Cenni storici sulla GLDI degli ALAM

La Gran Loggia d’Italia degli Antichi Liberi accettati Muratori - Obbedienza di Piazza del Gesù - Palazzo Vitelleschi - trae origini e fondamento dalla secessione del 1908 quando il Sovr. Gr. Luog., Saverio Fera, a seguito del conflitto sorto all’interno del Grande Oriente d’Italia sulla famosa “mozione Bissolati” emise il Decreto di scioglimento del G.O.I. 

Prese vita, così, la Comunione Massonica di Rito Scozzese Antico ed Accettato detta di  “Piazza del Gesù” che, a livello di Ordine, fu formalizzato il 21 gennaio 1910.
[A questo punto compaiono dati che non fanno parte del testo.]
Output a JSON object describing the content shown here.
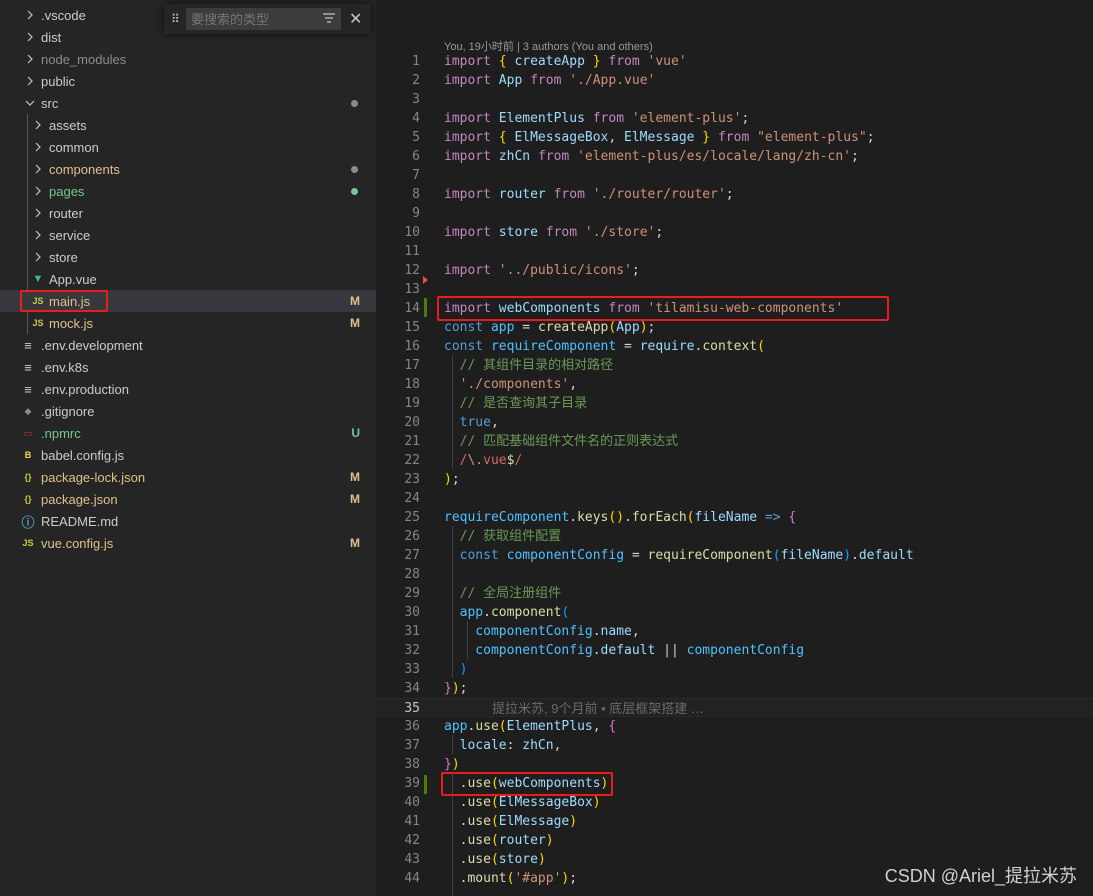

Seguirono anni difficili in cui la Comunione fu guidata dal discusso G.M. Roul Palermi sino all’emanazione della nota legge fascista “sulla disciplina di associazioni ed istituti” che portò  all’ “assonnamento” nel 1925. Tuttavia essa rinacque il 4 dicembre 1943 a Roma, in casa di Salvatore Farina, con la ricostituzione del nuovo Supremo Consiglio di cui Sovr. Gr. Comm. fu Carlo De Cantellis.
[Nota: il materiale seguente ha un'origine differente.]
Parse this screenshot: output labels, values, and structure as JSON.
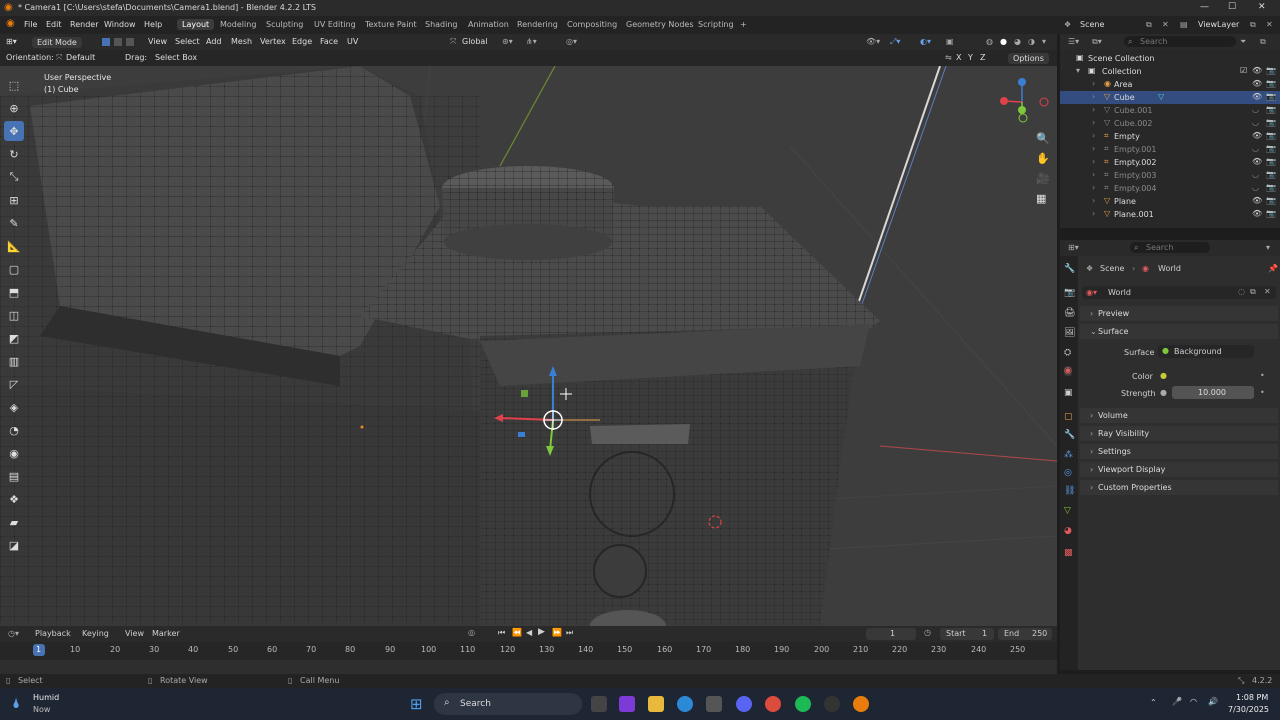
{
  "window": {
    "title": "* Camera1 [C:\\Users\\stefa\\Documents\\Camera1.blend] - Blender 4.2.2 LTS",
    "min": "—",
    "max": "☐",
    "close": "✕"
  },
  "menubar": {
    "items": [
      "File",
      "Edit",
      "Render",
      "Window",
      "Help"
    ],
    "workspaces": [
      "Layout",
      "Modeling",
      "Sculpting",
      "UV Editing",
      "Texture Paint",
      "Shading",
      "Animation",
      "Rendering",
      "Compositing",
      "Geometry Nodes",
      "Scripting"
    ],
    "active_workspace": "Layout",
    "add_tab": "+",
    "scene_label": "Scene",
    "viewlayer_label": "ViewLayer"
  },
  "viewport_header": {
    "mode": "Edit Mode",
    "menus": [
      "View",
      "Select",
      "Add",
      "Mesh",
      "Vertex",
      "Edge",
      "Face",
      "UV"
    ],
    "transform": "Global",
    "orientation_label": "Orientation:",
    "orientation_value": "Default",
    "drag_label": "Drag:",
    "drag_value": "Select Box",
    "options": "Options",
    "axis_x": "X",
    "axis_y": "Y",
    "axis_z": "Z"
  },
  "viewport": {
    "perspective": "User Perspective",
    "object": "(1) Cube"
  },
  "outliner": {
    "search_placeholder": "Search",
    "scene_collection": "Scene Collection",
    "collection": "Collection",
    "items": [
      {
        "name": "Area",
        "visible": true
      },
      {
        "name": "Cube",
        "visible": true,
        "selected": true
      },
      {
        "name": "Cube.001",
        "visible": false
      },
      {
        "name": "Cube.002",
        "visible": false
      },
      {
        "name": "Empty",
        "visible": true
      },
      {
        "name": "Empty.001",
        "visible": false
      },
      {
        "name": "Empty.002",
        "visible": true
      },
      {
        "name": "Empty.003",
        "visible": false
      },
      {
        "name": "Empty.004",
        "visible": false
      },
      {
        "name": "Plane",
        "visible": true
      },
      {
        "name": "Plane.001",
        "visible": true
      }
    ]
  },
  "properties": {
    "search_placeholder": "Search",
    "breadcrumb": [
      "Scene",
      "World"
    ],
    "world_name": "World",
    "sections": {
      "preview": "Preview",
      "surface": "Surface",
      "volume": "Volume",
      "ray_visibility": "Ray Visibility",
      "settings": "Settings",
      "viewport_display": "Viewport Display",
      "custom_properties": "Custom Properties"
    },
    "surface_label": "Surface",
    "surface_value": "Background",
    "color_label": "Color",
    "strength_label": "Strength",
    "strength_value": "10.000"
  },
  "timeline": {
    "menus": [
      "Playback",
      "Keying",
      "View",
      "Marker"
    ],
    "current_frame": "1",
    "start_label": "Start",
    "start_value": "1",
    "end_label": "End",
    "end_value": "250",
    "ticks": [
      "1",
      "10",
      "20",
      "30",
      "40",
      "50",
      "60",
      "70",
      "80",
      "90",
      "100",
      "110",
      "120",
      "130",
      "140",
      "150",
      "160",
      "170",
      "180",
      "190",
      "200",
      "210",
      "220",
      "230",
      "240",
      "250"
    ]
  },
  "statusbar": {
    "select": "Select",
    "rotate": "Rotate View",
    "call_menu": "Call Menu",
    "version": "4.2.2"
  },
  "taskbar": {
    "weather_title": "Humid",
    "weather_sub": "Now",
    "search": "Search",
    "time": "1:08 PM",
    "date": "7/30/2025"
  },
  "colors": {
    "accent": "#4772b3",
    "selection_row": "#334d80",
    "axis_red": "#e0414a",
    "axis_green": "#7ec83b",
    "axis_blue": "#3a7fd6"
  }
}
Seguirono ancora gli anni confusi del dopoguerra caratterizzati da alterne vicende di secessioni, riunificazioni, polemiche, pretese “primogeniture”.

Nel 1962 iniziò “l’era Ghinazzi” che rifondò l’Istituzione nell’Ordine e nel Rito guidandola con saggezza sino alla sua scomparsa avvenuta il 14.11.1986.
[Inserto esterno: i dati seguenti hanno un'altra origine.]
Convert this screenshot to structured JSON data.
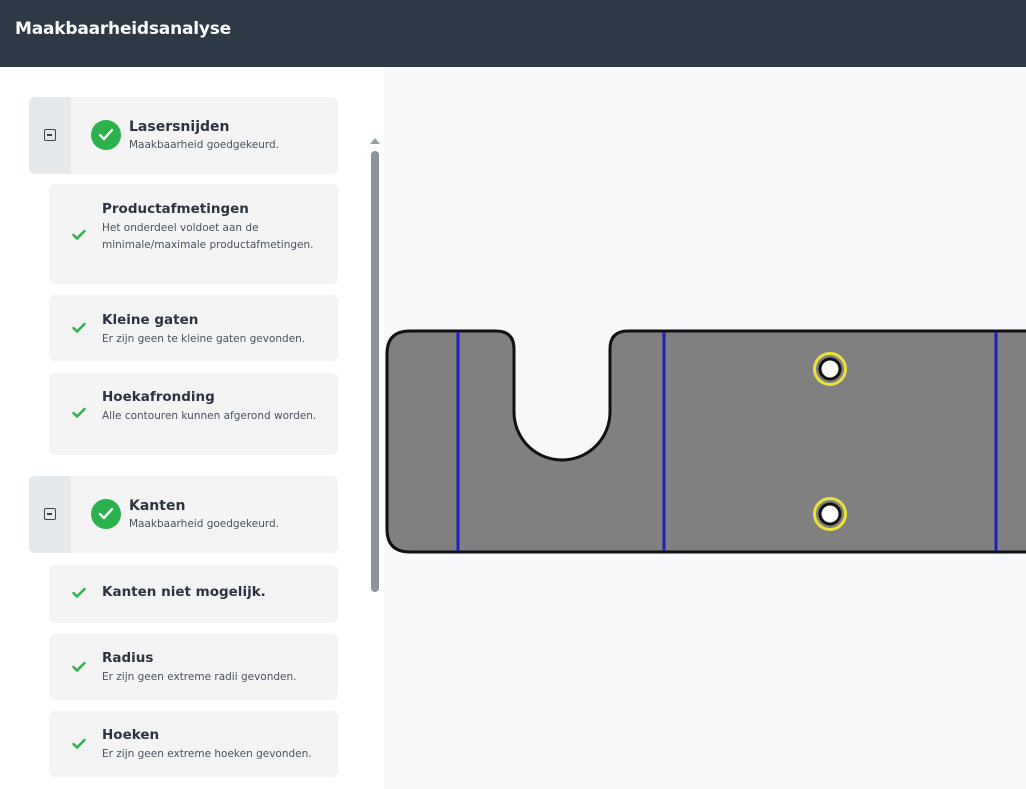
{
  "header": {
    "title": "Maakbaarheidsanalyse"
  },
  "sidebar": {
    "groups": [
      {
        "title": "Lasersnijden",
        "subtitle": "Maakbaarheid goedgekeurd.",
        "status": "approved",
        "items": [
          {
            "title": "Productafmetingen",
            "description": "Het onderdeel voldoet aan de minimale/maximale productafmetingen."
          },
          {
            "title": "Kleine gaten",
            "description": "Er zijn geen te kleine gaten gevonden."
          },
          {
            "title": "Hoekafronding",
            "description": "Alle contouren kunnen afgerond worden."
          }
        ]
      },
      {
        "title": "Kanten",
        "subtitle": "Maakbaarheid goedgekeurd.",
        "status": "approved",
        "items": [
          {
            "title": "Kanten niet mogelijk.",
            "description": ""
          },
          {
            "title": "Radius",
            "description": "Er zijn geen extreme radii gevonden."
          },
          {
            "title": "Hoeken",
            "description": "Er zijn geen extreme hoeken gevonden."
          }
        ]
      }
    ]
  },
  "icons": {
    "group_toggle": "collapse-minus-icon",
    "group_status": "check-circle-icon",
    "item_status": "check-icon"
  },
  "colors": {
    "header_bg": "#2d3a45",
    "success": "#2bb24c",
    "part_fill": "#808080",
    "bend_line": "#1f1fb8",
    "hole_highlight": "#e8e23a"
  }
}
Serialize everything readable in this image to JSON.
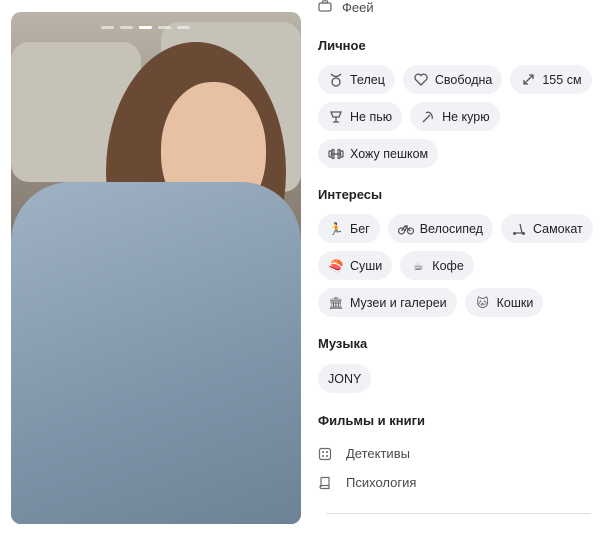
{
  "top": {
    "label": "Феей",
    "icon": "briefcase-icon"
  },
  "personal": {
    "title": "Личное",
    "chips": [
      {
        "icon": "zodiac-icon",
        "label": "Телец"
      },
      {
        "icon": "heart-icon",
        "label": "Свободна"
      },
      {
        "icon": "height-icon",
        "label": "155 см"
      },
      {
        "icon": "drink-icon",
        "label": "Не пью"
      },
      {
        "icon": "no-smoking-icon",
        "label": "Не курю"
      },
      {
        "icon": "dumbbell-icon",
        "label": "Хожу пешком"
      }
    ]
  },
  "interests": {
    "title": "Интересы",
    "chips": [
      {
        "icon": "running-emoji",
        "label": "Бег"
      },
      {
        "icon": "bicycle-icon",
        "label": "Велосипед"
      },
      {
        "icon": "scooter-icon",
        "label": "Самокат"
      },
      {
        "icon": "sushi-emoji",
        "label": "Суши"
      },
      {
        "icon": "coffee-emoji",
        "label": "Кофе"
      },
      {
        "icon": "museum-emoji",
        "label": "Музеи и галереи"
      },
      {
        "icon": "cat-emoji",
        "label": "Кошки"
      }
    ]
  },
  "music": {
    "title": "Музыка",
    "chips": [
      {
        "label": "JONY"
      }
    ]
  },
  "films_books": {
    "title": "Фильмы и книги",
    "items": [
      {
        "icon": "dice-icon",
        "label": "Детективы"
      },
      {
        "icon": "book-icon",
        "label": "Психология"
      }
    ]
  },
  "photo": {
    "pages": 5,
    "active": 2
  }
}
Nel solco della più ortodossa Tradizione, la Comunione si connota per l’assoluta libertà di Pensiero richiamata dagli Statuti Generali dell’Ordine e per una concezione adogmatica e liberal  aperta ai mutamenti dei tempi, accogliendo, così, già dal 1956, fra le sue Colonne le donne loro riconoscendo assoluta parità iniziatica.